IFC’s $2.8m facility to lift Vitafoam’s subsidiary

vita foamVitafoam Nigeria Plc’s expansion and diversification programmes have received a boost with the International Finance Corporation’s recent granting of a “soft loan” of $2.8m (N436.8m) facility to Vitafoam Sierra Leone Limited, a subsidiary of Vitafoam Nigeria Plc.

The Chairman of Vitafoam Nigeria Plc, Chief Samuel Bolarinde, who dislosed this at the 2011 Annual General Meeting of the company in Lagos on Monday, said the facility would be used for the construction of a foam manufacturing factory in the country.

Bolarinde, who described the company’s foray into Sierra Leone and other West African countries as one in the series of its expansion, diversification and innovative schemes aimed at enhancing profitability and product offerings, said the future prosperity of the company and its shareholders lay in the various strategic re-engineering processes embarked upon by the company.

Addressing shareholders, Bolarinde assured the various stakeholders of “the commitment of the Board and Management to steadily pursue the goals of growing our business for higher profitability.”

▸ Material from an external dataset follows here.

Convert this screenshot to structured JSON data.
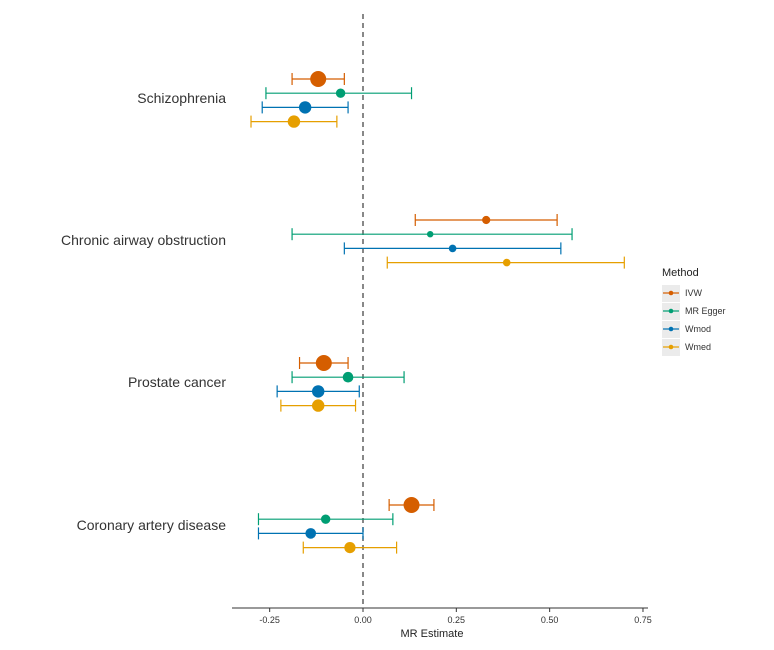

According to him, some of the major expansion and diversification programmes the company has embarked upon in recent times include the purchase of the majority stakeholding (41 per cent) in Vono Products Plc about two years ago; the establishment of Vitablom, a fibre processing firm and the setting up of Vitapur Nigeria Limited.

Others are the group’s insulation and contracting company; and the recent commencement of operation in Ghana and Sierra Leone, through Vitafoam Ghana Limited and Vitafoam Sierra Leone.

Specifically, he said the company had already begun low-key operations in Sierra Leone, with plans to start the construction of a foam factory in the country.

Underscoring the need for the restructuring and diversification programmes, the Vitafoam chairman lamented that the hostile operating environment in Nigeria persisted in 2011, a situation that had been worsened by the high cost of governance in Nigeria.

On the performance of the company in the year under review, he said the company’s profit after tax increased from N526.6m recorded in 2010 to N673.02m in 2011. He said the company also recorded a “healthy turnover but a modest performance in profitability.” Besides, the result showed a turnover of N13.9bn in 2011, compared to N10.5bn recorded in 2010.

He said based on the result of the year ended September 30, 2011, the company’s Board of Directors recommended a dividend payment of N245.7m, representing 30 kobo per share.

On the acquisition and restructuring of the majority Vono Products Plc, the company’s Managing Director, Dr.Bamidele Makanjuola, said about N1bn had been spent on the processes.